Houston. He also holds joint appointments at the

Department of Physiology and Biophysics at

Baylor College of Medicine and Department of

Optics and Biophysics at the Saratov State

University (Russia). Larin received his first M.S.

in Laser Physics and Mathematics from the

Saratov State University (1995), his second M.S.

in Cellular Physiology and Molecular Biophysics (2001) and Ph.D. in

Biomedical Engineering (2002) from the University of Texas Medical Branch

in Galveston. Dr. Larin’s research contributions are in Biomedical Optics and

Biophotonics and development and application of various optical methods for

noninvasive and nondestructive imaging and diagnostics of tissues and cells.

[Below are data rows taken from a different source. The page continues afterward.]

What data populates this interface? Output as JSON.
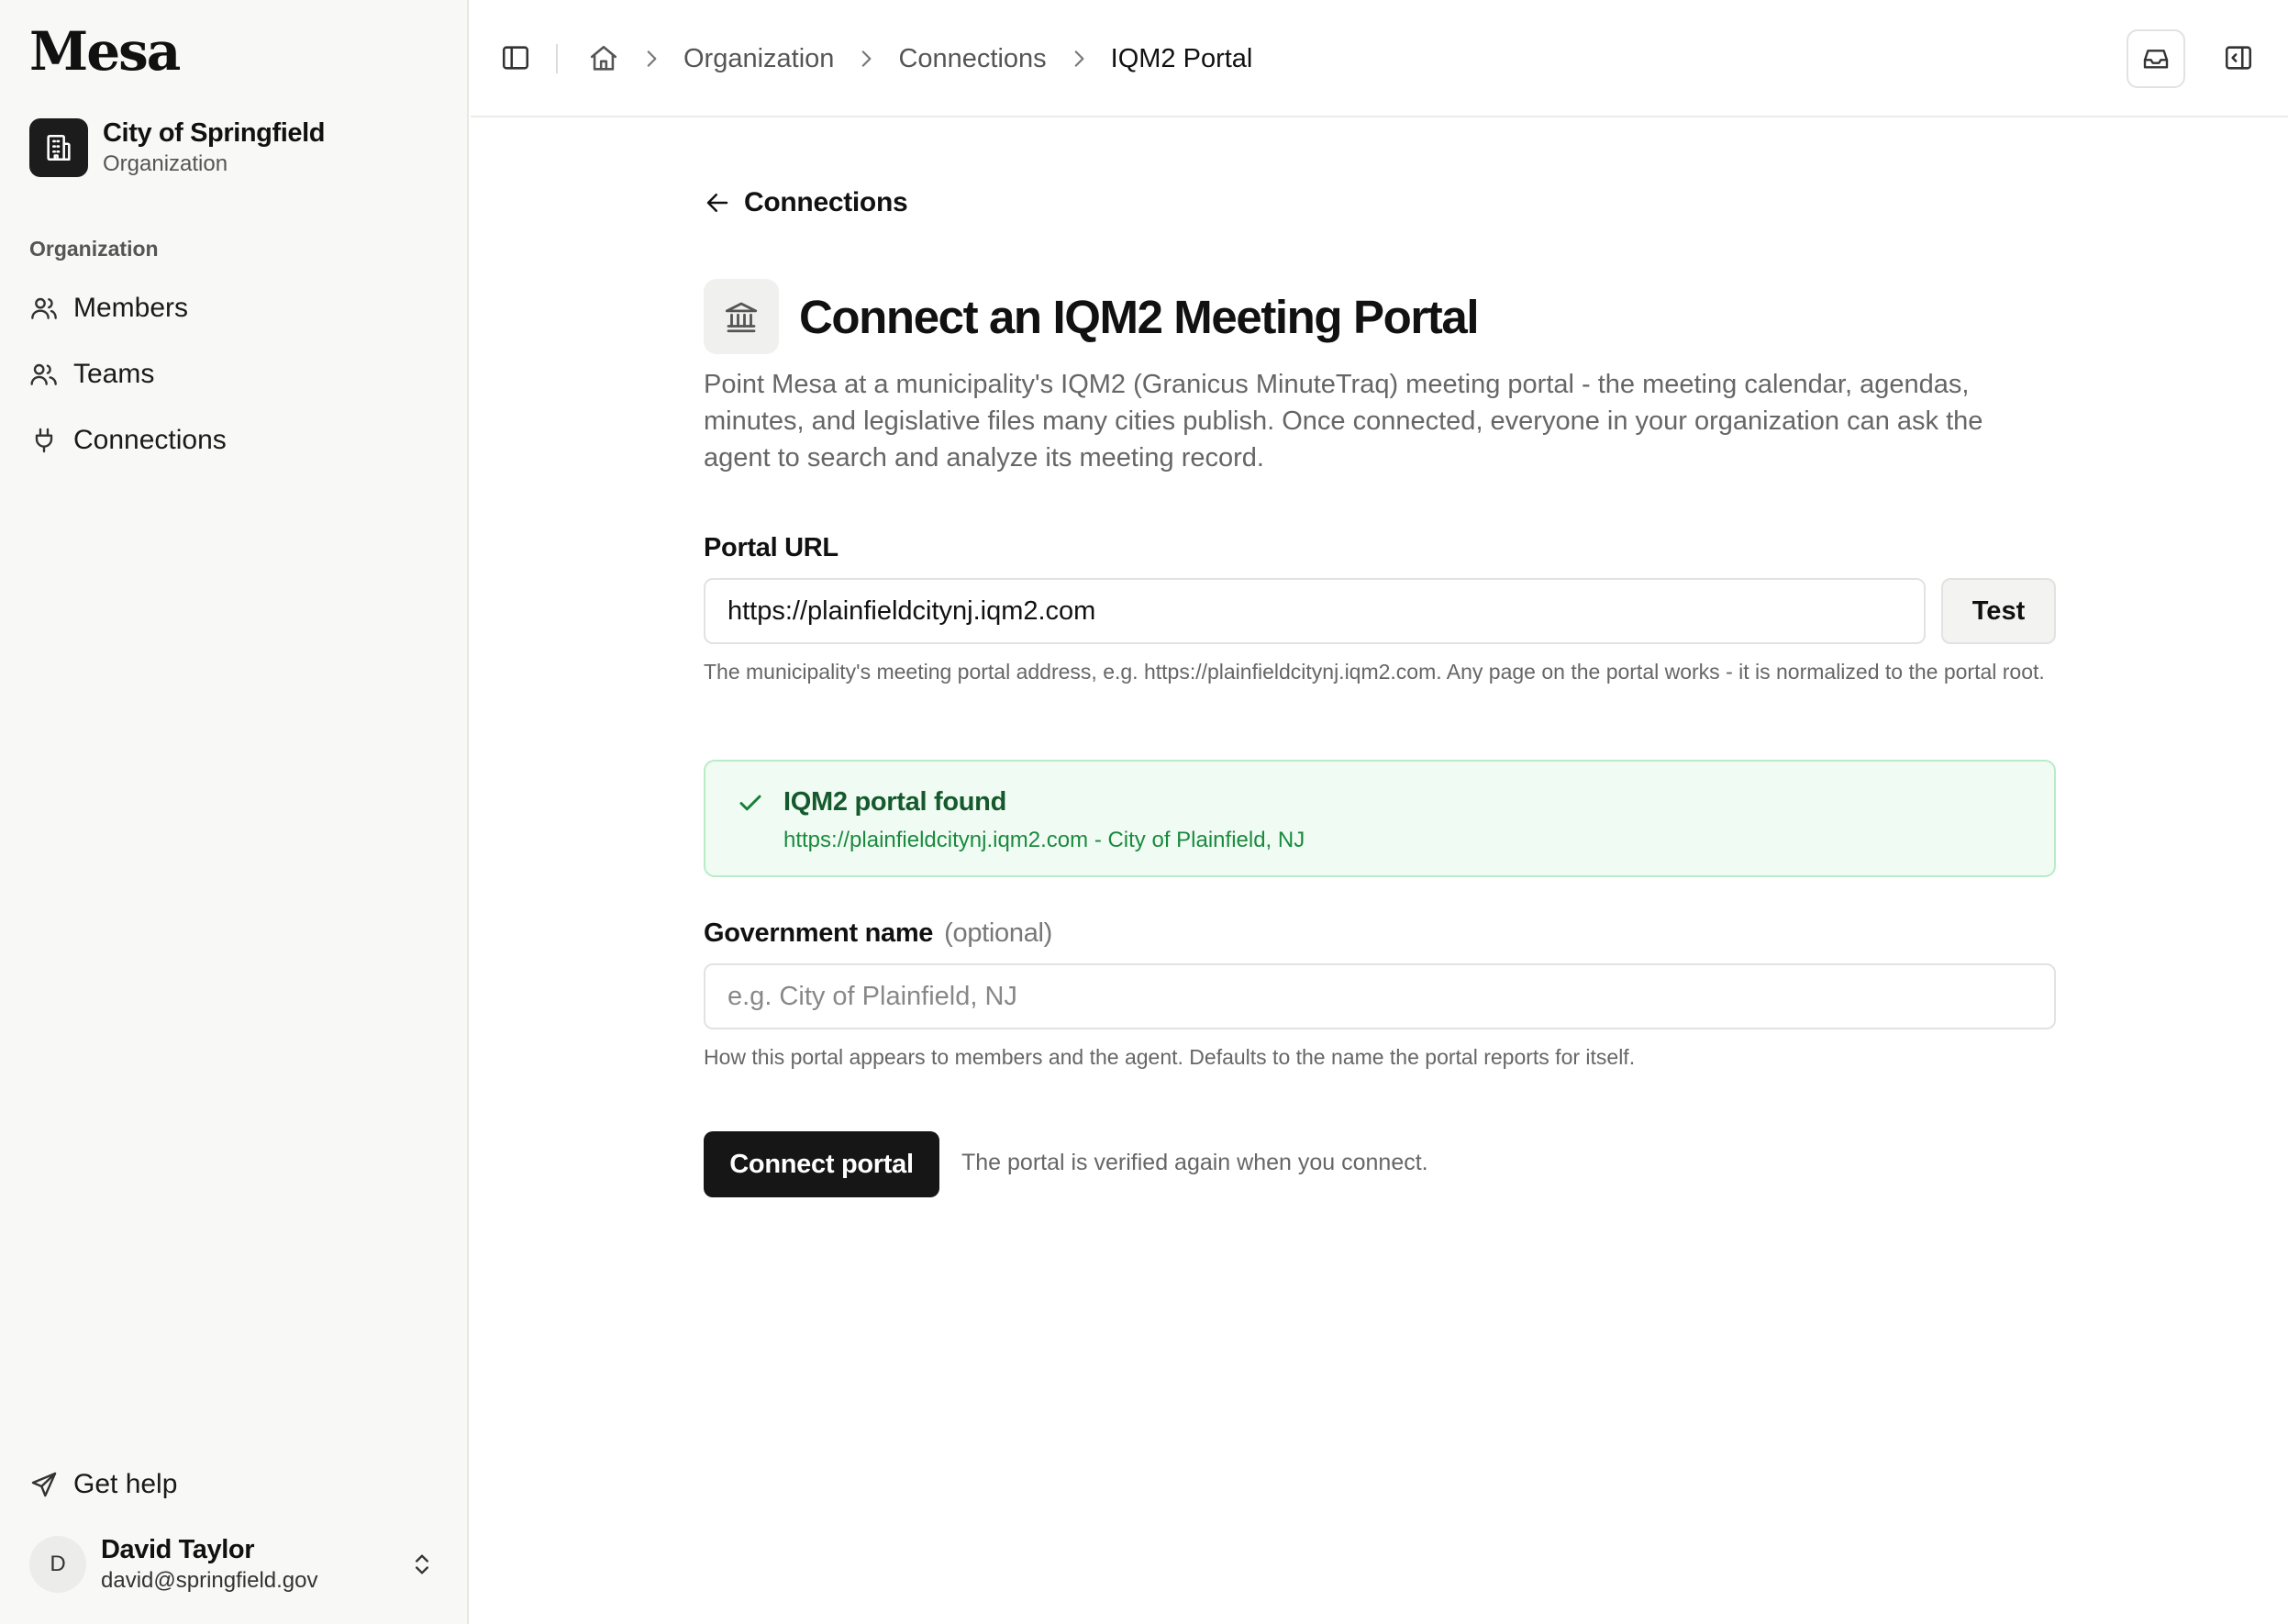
{
  "app": {
    "logo": "Mesa"
  },
  "org": {
    "name": "City of Springfield",
    "type": "Organization"
  },
  "sidebar": {
    "section_heading": "Organization",
    "items": [
      {
        "label": "Members",
        "icon": "users-icon"
      },
      {
        "label": "Teams",
        "icon": "user-group-icon"
      },
      {
        "label": "Connections",
        "icon": "plug-icon"
      }
    ],
    "help_label": "Get help"
  },
  "user": {
    "initial": "D",
    "name": "David Taylor",
    "email": "david@springfield.gov"
  },
  "breadcrumb": {
    "items": [
      "Organization",
      "Connections"
    ],
    "current": "IQM2 Portal"
  },
  "page": {
    "back_label": "Connections",
    "title": "Connect an IQM2 Meeting Portal",
    "description": "Point Mesa at a municipality's IQM2 (Granicus MinuteTraq) meeting portal - the meeting calendar, agendas, minutes, and legislative files many cities publish. Once connected, everyone in your organization can ask the agent to search and analyze its meeting record."
  },
  "form": {
    "portal_url": {
      "label": "Portal URL",
      "value": "https://plainfieldcitynj.iqm2.com",
      "test_label": "Test",
      "hint": "The municipality's meeting portal address, e.g. https://plainfieldcitynj.iqm2.com. Any page on the portal works - it is normalized to the portal root."
    },
    "status": {
      "title": "IQM2 portal found",
      "detail": "https://plainfieldcitynj.iqm2.com - City of Plainfield, NJ",
      "color": "#16803a"
    },
    "gov_name": {
      "label": "Government name",
      "optional": "(optional)",
      "placeholder": "e.g. City of Plainfield, NJ",
      "hint": "How this portal appears to members and the agent. Defaults to the name the portal reports for itself."
    },
    "submit_label": "Connect portal",
    "submit_note": "The portal is verified again when you connect."
  },
  "colors": {
    "accent": "#161616",
    "success_bg": "#f0fcf3",
    "success_border": "#b9ecc6"
  }
}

He has authored more than 70 peer-reviewed publications and chapters in six

books on Biomedical Optics. Dr. Larin has received numerous awards

including Presidential Award from Russian President Boris Yeltsin, Wallace

Coulter Young Investigator Translation Award, Office of Naval Research

Young Investigator Award, Outstanding Young Investigator Award from the

Houston Society for Engineers in Medicine and Biology, and Herbert Allen

Award from American Society for Mechanical Engineers. Dr. Larin has

delivered more than 50 invited and plenary talks, serves as a chair of

Dynamics and Fluctuations in Biomedical Photonics and Optical Elastography

conferences and a member of number technical committees at professional

conferences. He is also an Instructor for short courses on Tissue Optics and

Biophotonics for the SPIE, IEEE, and OSA.